Johnson, a former Apple Stores executive, took the helm of the department store in November 2011 with the backing of activist investor and JCPenney’s largest shareholder William Ackman.  Within months of his arrival Johnson unveiled a dramatic overhaul of the 110-year-old department store which had struggled in recent years against promotional department store rival Kohl’s, a resurgent Macy’s and off-pricers such as TJ Maxx.

Johnson’s strategy broadly revolved around a new price and promotional scheme and reinvigorating the merchandise assortment and presentation. The scheme was clearly very ambitious and, if successful, would have remade the antiquated traditional department store model. 

Unfortunately Johnson and team sought to execute their vision essentially overnight, without even leveraging qualitative research to gauge the reaction of core shoppers to the changes. And, although JCPenney initially presented a timeline of 2015 for the reinvention, it didn’t give its loyal shopper base the opportunity to absorb the transformation or allocate the resources to attract a new shopper base for whom the refreshed assortment, revitalised stores and new promotional cadence resonated.

Johnson’s first and likely biggest mistake involved the shift, cold-turkey, to an everyday pricing model. The initiative, dubbed Fair and Square Pricing, included three tiers of pricing and was designed to offer shoppers simpler, more predictable pricing. Unfortunately, the scheme confused shoppers, and tweaks to the programme mid-year and a complete reversal in 2013 only frustrated shoppers further and diminished the retailer’s credibility.

Although the retailer was making progress on its efforts to reorganise its selling space in its 700 largest stores into roughly 100 shop-in-shops, questions remained whether JCPenney had enough capital to complete the massive remodeling effort. Further, its ongoing legal dispute with Macy’s over JCPenney’s right to sell certain Martha Stewart-branded products puts the success of its newly remade home departments at risk.

However the bigger issue with much of the revamped merchandise assortment is the design aesthetic, which heavily skews toward younger consumers rather than Middle America. Although millennials represent a large and growing share of the population, most of the segment still lacks significant buying power and is weighed down by, often eduction-related debt. Additionally, most millennials grew up as the department store channel was in decline, and the homogenized chain-store experience and the assortment of undifferentiated mass-market brands have never held much relevance for them.

The combination of pricing missteps and merchandise miscues sparked horrendous financial results, which exhausted the patience of Wall Street and ultimately led to Johnson’s downfall. In March, Vornado Realty Trust, at the time JCPenney’s second-biggest shareholder after Ackman’s Pershing Square, sold almost half its stake in JCPenney. The last straw however was Ackman’s recent criticism of Johnson.  The one-time Johnson cheerleader called out the JCPenney chief executive for poor execution of the overhaul, describing it as “something very close to a disaster.”

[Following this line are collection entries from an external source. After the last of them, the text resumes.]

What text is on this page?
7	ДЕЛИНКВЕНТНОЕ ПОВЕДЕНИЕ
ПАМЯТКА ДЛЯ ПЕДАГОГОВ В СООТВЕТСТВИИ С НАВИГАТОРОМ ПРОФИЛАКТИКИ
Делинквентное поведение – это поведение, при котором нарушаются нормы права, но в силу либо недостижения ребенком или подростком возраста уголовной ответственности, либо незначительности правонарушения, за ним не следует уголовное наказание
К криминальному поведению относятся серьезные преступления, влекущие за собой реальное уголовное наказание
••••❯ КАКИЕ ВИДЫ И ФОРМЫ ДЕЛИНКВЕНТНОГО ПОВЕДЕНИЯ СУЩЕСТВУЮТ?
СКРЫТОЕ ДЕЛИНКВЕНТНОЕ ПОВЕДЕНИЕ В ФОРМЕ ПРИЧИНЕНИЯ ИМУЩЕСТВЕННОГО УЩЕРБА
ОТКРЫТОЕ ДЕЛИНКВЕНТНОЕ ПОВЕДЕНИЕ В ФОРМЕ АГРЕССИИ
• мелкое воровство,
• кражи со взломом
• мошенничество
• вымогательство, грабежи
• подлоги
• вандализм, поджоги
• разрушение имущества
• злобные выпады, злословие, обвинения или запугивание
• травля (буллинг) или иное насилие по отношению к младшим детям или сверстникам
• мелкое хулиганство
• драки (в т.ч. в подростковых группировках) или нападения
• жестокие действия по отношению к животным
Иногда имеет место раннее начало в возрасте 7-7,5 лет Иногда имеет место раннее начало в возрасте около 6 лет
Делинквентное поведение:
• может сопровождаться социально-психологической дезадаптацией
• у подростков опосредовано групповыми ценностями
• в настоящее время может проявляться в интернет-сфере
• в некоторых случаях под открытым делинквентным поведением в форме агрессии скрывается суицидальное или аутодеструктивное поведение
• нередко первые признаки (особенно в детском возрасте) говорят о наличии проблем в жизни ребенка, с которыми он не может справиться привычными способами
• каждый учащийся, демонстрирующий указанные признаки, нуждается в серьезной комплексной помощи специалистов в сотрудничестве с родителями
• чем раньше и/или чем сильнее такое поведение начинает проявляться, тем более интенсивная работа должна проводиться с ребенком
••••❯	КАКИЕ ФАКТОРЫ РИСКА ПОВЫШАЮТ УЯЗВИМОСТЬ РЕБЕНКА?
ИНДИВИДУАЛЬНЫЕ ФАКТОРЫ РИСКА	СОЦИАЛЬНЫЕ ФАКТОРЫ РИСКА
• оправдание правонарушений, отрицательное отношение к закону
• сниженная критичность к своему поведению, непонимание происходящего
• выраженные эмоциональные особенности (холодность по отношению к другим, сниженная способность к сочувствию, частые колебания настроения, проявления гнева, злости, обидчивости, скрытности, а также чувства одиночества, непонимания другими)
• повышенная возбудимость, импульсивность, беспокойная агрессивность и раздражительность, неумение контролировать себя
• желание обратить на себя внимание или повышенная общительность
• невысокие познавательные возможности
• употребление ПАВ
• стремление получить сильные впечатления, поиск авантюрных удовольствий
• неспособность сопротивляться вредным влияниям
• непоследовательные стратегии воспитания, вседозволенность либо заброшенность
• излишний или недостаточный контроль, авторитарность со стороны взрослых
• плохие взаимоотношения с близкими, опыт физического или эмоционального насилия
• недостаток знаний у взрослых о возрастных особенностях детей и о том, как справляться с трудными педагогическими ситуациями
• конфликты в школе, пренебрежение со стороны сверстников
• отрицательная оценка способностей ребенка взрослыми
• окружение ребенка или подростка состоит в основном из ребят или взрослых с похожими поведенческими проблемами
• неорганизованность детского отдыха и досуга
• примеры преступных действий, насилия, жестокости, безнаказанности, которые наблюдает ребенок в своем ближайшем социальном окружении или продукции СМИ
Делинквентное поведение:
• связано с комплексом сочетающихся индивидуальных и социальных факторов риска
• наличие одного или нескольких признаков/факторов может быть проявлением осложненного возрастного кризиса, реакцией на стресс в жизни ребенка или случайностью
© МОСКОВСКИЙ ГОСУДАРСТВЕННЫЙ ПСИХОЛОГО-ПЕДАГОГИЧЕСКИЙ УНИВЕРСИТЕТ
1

JCPenney isn’t the first retailer to have seriously misgauged shopper reaction to management’s vision. For JCPenney to avoid sinking into obscurity, it needs to ensure that two things happen.

Firstly, it needs to win back its loyal shopper base, who were confused by the pricing overhaul and subsequent retrenchment. Secondly, it needs to better understand its loyal shoppers and their needs in order to increase its share of wallet. It is far easier to increase the basket with existing shoppers than it is to attract completely new shoppers.

Although the decision to reinstate sales should lure many formerly loyal shoppers back into stores, JCPenney risks alienating them for good with its efforts to transform the retailer into a collection of shop-in-shops featuring younger-skewing brands and merchandise.